During an expedition in the Touran-Uyuk Valley, also referred to as the "Siberian Valley of the Kings" because of the trove of artifacts found at ancient grave sites in the region.

siberia snow cold 521 (photo credit: Gil Shefler)
siberia snow cold 521
(photo credit: Gil Shefler)

Polish and Russian archaeologists uncovered a 2,500-year-old skeleton with a gold ornament and a bronze mirror in Siberia, Poland's Education and Science Ministry announced last month.

During an expedition in the Touran-Uyuk Valley, also referred to as the "Siberian Valley of the Kings" because of the trove of artifacts found at ancient grave sites in the region, numerous artifacts were discovered.

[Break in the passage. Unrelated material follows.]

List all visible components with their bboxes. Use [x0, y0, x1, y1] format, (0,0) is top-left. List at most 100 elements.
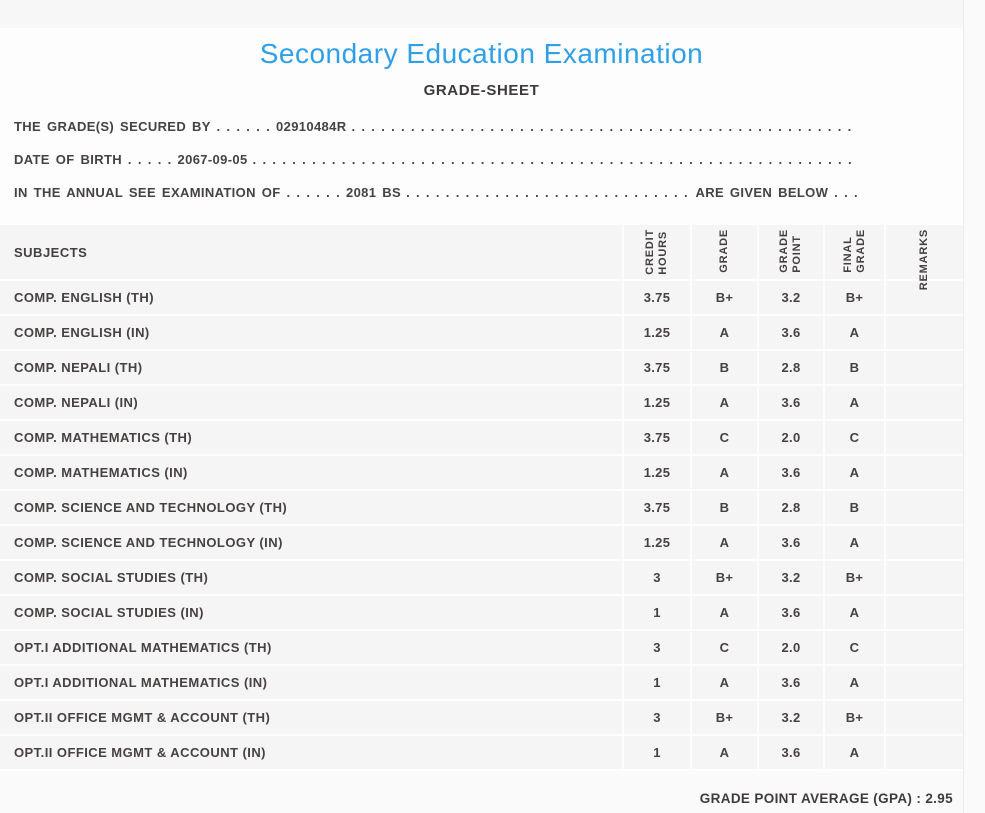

According to the ministry, archaeologists from the Jagiellonian University in Kraków, Poland, found two such graves last year.

Using aerial lasers, the archaeologists scanned the area and discovered a wooden chamber with two bodies inside, one belonging to a woman who was 50 years old when she died and a child who was between 2 and 3 years old.

The team found numerous artifacts beside the woman's body, including a bronze mirror, gold ornaments, an iron knife and a wooden comb with an engraving on it.

 A Khakass woman attaches a ribbon to a stone column at Salbyk ''The Valley of the Kings'', 380 km (236 miles) south of Russia's Siberian city of Krasnoyarsk, September 28, 2005 (credit: REUTERS) A Khakass woman attaches a ribbon to a stone column at Salbyk ''The Valley of the Kings'', 380 km (236 miles) south of Russia's Siberian city of Krasnoyarsk, September 28, 2005 (credit: REUTERS)

Additionally, they discovered a golden ornament resembling a sickle worn around the neck. Dr. Łukasz Oleszczak from the Jagiellonian University said that up until that point, the vast majority of similar items found at other burial sites in Siberia were found in men's graves.

"They were considered symbols of belonging to a social group, caste, perhaps warriors - in any case, men, he said. "Its presence it in the grave of a woman is a very interesting deviation from this custom. This certainly confirms the unique role of the deceased in the community of the 'Valley of the Kings.'"

Oleszczak added that the woman's remains were found near the grave of a nomad prince, suggesting that she was a member of the prince's entourage.

The researchers continued their work at a burial site at which they discovered the remains of a young warrior, as well as gold ornaments, a whetstone and a knife.

The burial mounds are from the 6th century BCE, during the time the Scythians lived in the region.